What are brute force attacks?

A brute-force password attack is a relentless attempt to guess the username and password of one or more systems. As it sounds, a brute-force attack relies on force rather than cunning or skill: It is the digital equivalent of throwing everything and the kitchen sink at something. Some attacks will try endless combinations of usernames and passwords until finding a combination that works, others will try a small number of usernames and passwords on as many systems as possible.

Brute force attacks are usually automated, so they don’t cost the attacker a lot of time or energy. Certainly not as much as individually trying to figure out how to access a remote system. Based on a port number or another system-specific property, an attacker picks the target and the method and then sets his brute force application in motion. He can then move on to the next target and wait to get notified when one of the systems has swallowed the hook.

Not a new infection method

The fact that the researchers found the Perkiler malware attacking Windows machines through SMB password brute force came as something of a surprise. Not because of the SMB brute force per se. SMB has always been brute forced, but why would you bother when you have:

  • EternalBlue that allows you to own every single unpatched SMB server without going through the brute force routine.
  • A few million RDP ports you can brute force with a potentially bigger gain. Remote desktop is exactly what the name implies, an option to remotely control a computer system. Which is much more interesting to an attacker than just being able to drop a file on an SMB server.

The answer to this question remains a mystery for now. Maybe they are planning ahead for when the number of vulnerable RDP servers dries up.
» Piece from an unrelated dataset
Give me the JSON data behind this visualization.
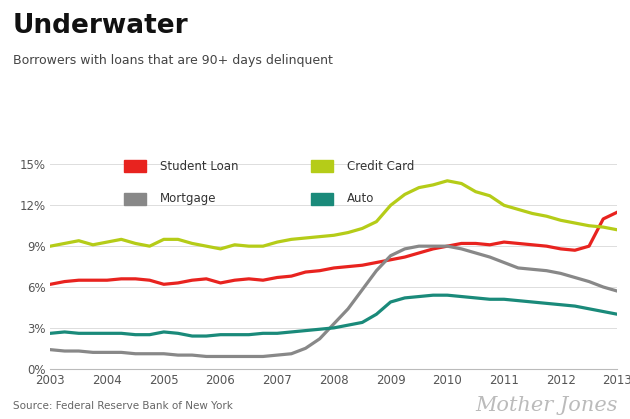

Using compromised machines

Perkiler uses a large network of compromised servers to host its dropper and the payloads. These servers appear to be compromised Microsoft IIS 7.5 servers. Most of these Windows Servers are running IIS version 7.5 and Microsoft FTP, which are known to have multiple vulnerabilities with varying severity levels.

The rootkit

Once a machine is infected with the new variant of Perkiler, it reboots to load the rootkit that’s hidden inside the encrypted payload. The purpose of this rootkit is to hide various registry keys and values, files, etc. Ironically enough, the hidden rootkit was developed by a security researcher to conduct various malware analysis tasks and to keep the research tasks hidden from the malware.

Infected machines

Once the machine is restarted, the malware will be executed as well. After its execution, the malware will start its propagation process: the malware will generate IP ranges and start scanning them on port 445. When a machine responds to the SMB probe on port 445, it will try to authenticate to SMB by brute-forcing usernames and passwords, or by trying to establish a null session.

One interesting detail is that the malware will install an IPv6 interface on the infected machine to allow the malware to port scan IPv6 addresses as well as to maximize the efficiency of the spread over (usually unmonitored) IPv6 subnets.
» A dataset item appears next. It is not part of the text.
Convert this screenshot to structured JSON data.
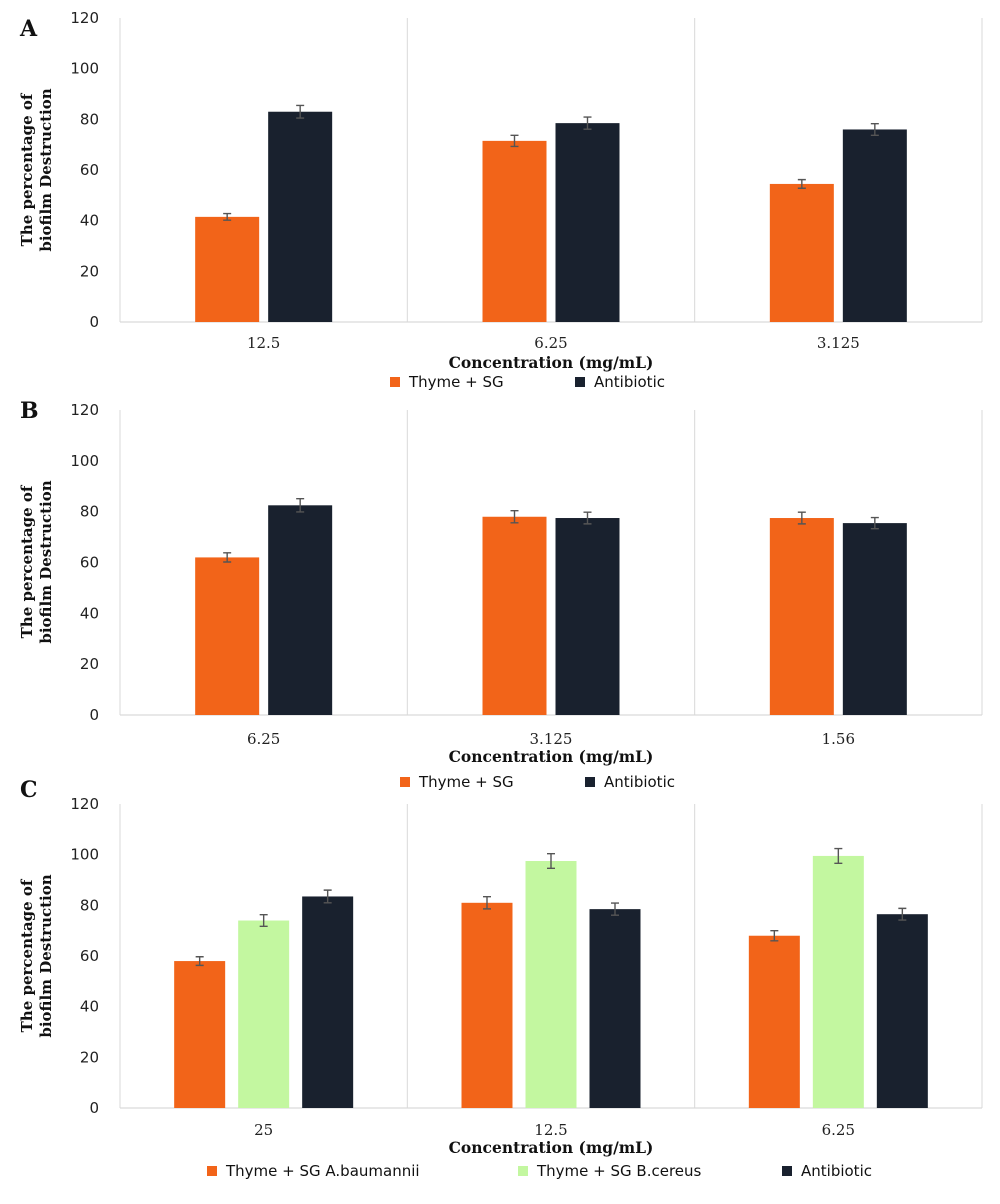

In theory, brute force password attacks conducted over the Internet can be defeated by even moderately strong passwords (six characters should be enough). However, even the threat of big-game ransomware using RDP brute force attacks hasn’t been enough to get people using stronger passwords. And if the prospect of facing a $50 million ransom isn’t enough motivation, it’s hard to see anything else working.

Luckily there are other, easier ways to blunt brute force attacks. The best defence of all is to remove the SMB (or RDP, or anything else) service from the Internet entirely, if possible, or to put it behind a VPN protected by two-factor authentication if it isn’t possible.